Sharpening our Focus on Learning: The Rise of Competency-Based Approaches to Degree Completion

By Betsy Prueter
A recent paper from the National Institute for Learning Outcomes Assessment examines competency-based education (CBE) in the United States. CBE credits students with what they actually know and can do rather than how long students spent in a course. The number of CBE programs is increasing, the paper argues, due to growing concern about the quality and cost of higher education. The report analyzes current CBE models and describes how they might go to scale on a national level.

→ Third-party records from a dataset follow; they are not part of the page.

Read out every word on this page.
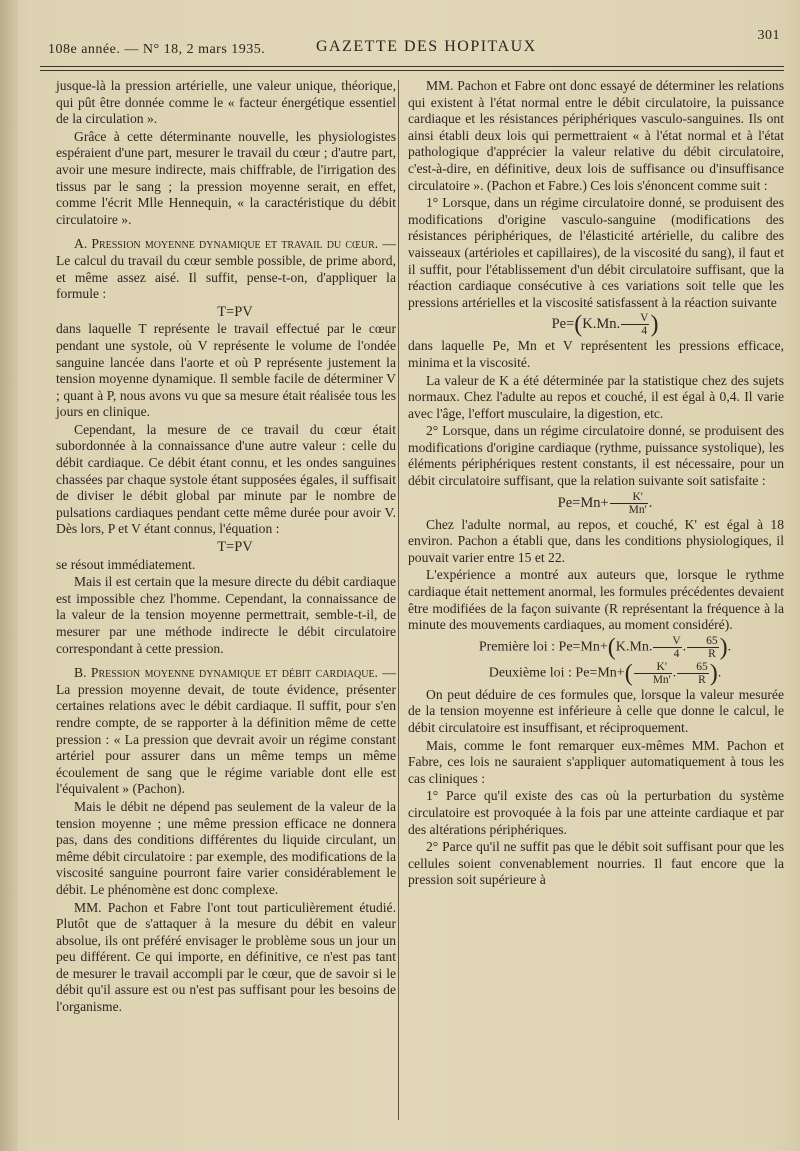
108e année. — N° 18, 2 mars 1935.	GAZETTE DES HOPITAUX
301

jusque-là la pression artérielle, une valeur unique, théorique, qui pût être donnée comme le « facteur énergétique essentiel de la circulation ».

Grâce à cette déterminante nouvelle, les physiologistes espéraient d'une part, mesurer le travail du cœur ; d'autre part, avoir une mesure indirecte, mais chiffrable, de l'irrigation des tissus par le sang ; la pression moyenne serait, en effet, comme l'écrit Mlle Hennequin, « la caractéristique du débit circulatoire ».

A. Pression moyenne dynamique et travail du cœur. — Le calcul du travail du cœur semble possible, de prime abord, et même assez aisé. Il suffit, pense-t-on, d'appliquer la formule :

T=PV

dans laquelle T représente le travail effectué par le cœur pendant une systole, où V représente le volume de l'ondée sanguine lancée dans l'aorte et où P représente justement la tension moyenne dynamique. Il semble facile de déterminer V ; quant à P, nous avons vu que sa mesure était réalisée tous les jours en clinique.

Cependant, la mesure de ce travail du cœur était subordonnée à la connaissance d'une autre valeur : celle du débit cardiaque. Ce débit étant connu, et les ondes sanguines chassées par chaque systole étant supposées égales, il suffisait de diviser le débit global par minute par le nombre de pulsations cardiaques pendant cette même durée pour avoir V. Dès lors, P et V étant connus, l'équation :

T=PV

se résout immédiatement.

Mais il est certain que la mesure directe du débit cardiaque est impossible chez l'homme. Cependant, la connaissance de la valeur de la tension moyenne permettrait, semble-t-il, de mesurer par une méthode indirecte le débit circulatoire correspondant à cette pression.

B. Pression moyenne dynamique et débit cardiaque. — La pression moyenne devait, de toute évidence, présenter certaines relations avec le débit cardiaque. Il suffit, pour s'en rendre compte, de se rapporter à la définition même de cette pression : « La pression que devrait avoir un régime constant artériel pour assurer dans un même temps un même écoulement de sang que le régime variable dont elle est l'équivalent » (Pachon).

Mais le débit ne dépend pas seulement de la valeur de la tension moyenne ; une même pression efficace ne donnera pas, dans des conditions différentes du liquide circulant, un même débit circulatoire : par exemple, des modifications de la viscosité sanguine pourront faire varier considérablement le débit. Le phénomène est donc complexe.

MM. Pachon et Fabre l'ont tout particulièrement étudié. Plutôt que de s'attaquer à la mesure du débit en valeur absolue, ils ont préféré envisager le problème sous un jour un peu différent. Ce qui importe, en définitive, ce n'est pas tant de mesurer le travail accompli par le cœur, que de savoir si le débit qu'il assure est ou n'est pas suffisant pour les besoins de l'organisme.

MM. Pachon et Fabre ont donc essayé de déterminer les relations qui existent à l'état normal entre le débit circulatoire, la puissance cardiaque et les résistances périphériques vasculo-sanguines. Ils ont ainsi établi deux lois qui permettraient « à l'état normal et à l'état pathologique d'apprécier la valeur relative du débit circulatoire, c'est-à-dire, en définitive, deux lois de suffisance ou d'insuffisance circulatoire ». (Pachon et Fabre.) Ces lois s'énoncent comme suit :

1° Lorsque, dans un régime circulatoire donné, se produisent des modifications d'origine vasculo-sanguine (modifications des résistances périphériques, de l'élasticité artérielle, du calibre des vaisseaux (artérioles et capillaires), de la viscosité du sang), il faut et il suffit, pour l'établissement d'un débit circulatoire suffisant, que la réaction cardiaque consécutive à ces variations soit telle que les pressions artérielles et la viscosité satisfassent à la réaction suivante

Pe=(K.Mn. $\frac{V}{4}$ )

dans laquelle Pe, Mn et V représentent les pressions efficace, minima et la viscosité.

La valeur de K a été déterminée par la statistique chez des sujets normaux. Chez l'adulte au repos et couché, il est égal à 0,4. Il varie avec l'âge, l'effort musculaire, la digestion, etc.

2° Lorsque, dans un régime circulatoire donné, se produisent des modifications d'origine cardiaque (rythme, puissance systolique), les éléments périphériques restent constants, il est nécessaire, pour un débit circulatoire suffisant, que la relation suivante soit satisfaite :

$Pe=Mn+ \frac{K'}{Mn'}$ .

Chez l'adulte normal, au repos, et couché, K' est égal à 18 environ. Pachon a établi que, dans les conditions physiologiques, il pouvait varier entre 15 et 22.

L'expérience a montré aux auteurs que, lorsque le rythme cardiaque était nettement anormal, les formules précédentes devaient être modifiées de la façon suivante (R représentant la fréquence à la minute des mouvements cardiaques, au moment considéré).

Première loi : Pe=Mn+(K.Mn. $\frac{V}{4}$ . $\frac{65}{R}$ ).

Deuxième loi : $Pe=Mn+( \frac{K'}{Mn'}$ . $\frac{65}{R}$ ).

On peut déduire de ces formules que, lorsque la valeur mesurée de la tension moyenne est inférieure à celle que donne le calcul, le débit circulatoire est insuffisant, et réciproquement.

Mais, comme le font remarquer eux-mêmes MM. Pachon et Fabre, ces lois ne sauraient s'appliquer automatiquement à tous les cas cliniques :

1° Parce qu'il existe des cas où la perturbation du système circulatoire est provoquée à la fois par une atteinte cardiaque et par des altérations périphériques.

2° Parce qu'il ne suffit pas que le débit soit suffisant pour que les cellules soient convenablement nourries. Il faut encore que la pression soit supérieure à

Among the report’s findings:

  • Institutions that are using competency-based education are approaching it one of three ways: (1) embedding it into traditional curriculum; (2) redesigning the curriculum entirely around competencies; or (3) redesigning the credentialing process around CBE, using direct assessment.
  • There are five common concepts in competency-based education (1)a focus on demonstrating knowledge; (2) clearly defined requirements of what graduates should know and be able to do in order to earn a degree;( 3) assessment practices that focus on real-life scenarios; (4) a de-emphasis on a traditional course format so that students can learn from open education resources or hands on, project-based environments. (5) customization of the learning materials for individual students, based on their needs, and the extent to which they might need additional help.
  • Some of the primary challenges facing competency-based programs in the U.S. are (1)determining eligibility for federal financial aid, (2) gaining buy-in from faculty,(3) developing and sharing best practices, (4) understanding the variety of assessment practices currently being used by CBE programs across the country, (5) working with regional accreditors, and (6) identifying what data should be collected on CBE programs and how best to collect it for continuous improvement.